Cinq jours après la réunion secrète entre les délégations des États-Unis et de Cuba, qui a eu lieu le 10 avril à La Havane, deux agents de la Sécurité de l'État ont rendu visite à Maykel «Osorbo» Castillo Pérez dans la prison de haute sécurité Kilo 8, à Pinar del Río, et lui ont présenté un ultimatum : s'exiler ou rester en prison jusqu'en 2030, selon des enregistrements audio obtenus par .
Le lendemain, les mêmes agents renouvelèrent l'offre devant Luis Manuel Otero Alcántara dans la prison de Guanajay, au sud-ouest de La Havane.
Les deux artistes ont accepté l'exil. Cependant, le délai de deux semaines que Washington avait imposé à La Havane est écoulé sans que aucun d'eux n'ait été libéré, et aujourd'hui, le 13 mai 2026, ils restent tous deux incarcérés.
«Les agents de sécurité sont venus ici et m'ont demandé, avec ces mots exacts : "Soit tu veux émigrer —dis-moi si tu veux émigrer— soit tu veux rester dans cette même situation où tu es maintenant, emprisonné jusqu'en 2030", a relaté Osorbo dans un des enregistrements. »
Le rappeur, âgé de 42 ans, a déclaré avoir accepté d'émigrer en échange de sa liberté, mais a averti que le régime pouvait changer d'avis à tout moment.

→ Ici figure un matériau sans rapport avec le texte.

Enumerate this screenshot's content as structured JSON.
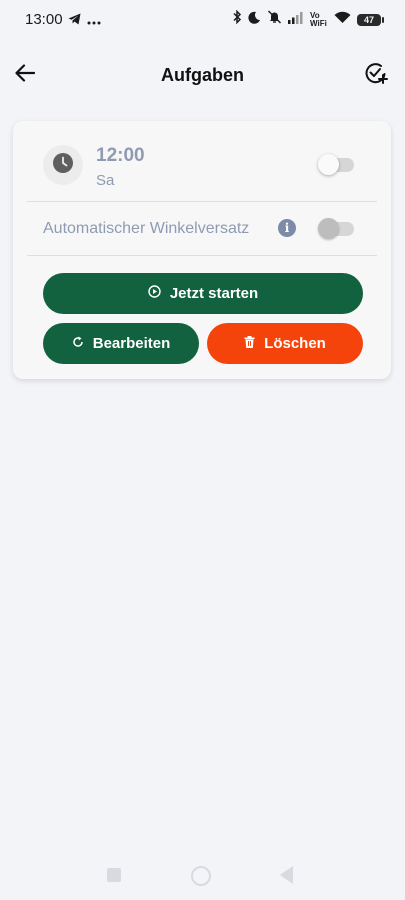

La tactique n'est pas nouvelle. Le régime a déjà tenté d'exiler Otero et Osorbo en octobre 2021, une offre que tous deux ont rejetée publiquement à ce moment-là.
Osorbo et Otero sont cofondateurs du Movimiento San Isidro, un collectif d'artistes et d'écrivains du modeste quartier éponyme, près du port de La Havane.
Le rappeur a coécrit « Patria y Vida », une chanson qui a dépassé le million de vues sur YouTube, est devenue l'hymne des manifestations du 11 juillet de cette année et a remporté deux Latin Grammy : Chanson de l'Année et Meilleure Chanson Urbaine.
L'artiste plasticien a été inclus parmi les 100 personnes les plus influentes du monde en 2021 par le magazine Time et a été distingué par de multiples prix internationaux, comme le Rafto des Droits de l'Homme en Norvège, le Prince Claus Impact aux Pays-Bas, ou le Václav Havel 2025, pour son exceptionnelle lutte artistique contre la répression.
Osorbo a été arrêté le 18 mai 2021 et condamné à neuf ans de prison pour des charges de mépris et de diffamation. Otero a été arrêté le 11 juillet 2021 et condamné à cinq ans. Amnesty International les reconnaît tous deux comme des prisonniers de conscience.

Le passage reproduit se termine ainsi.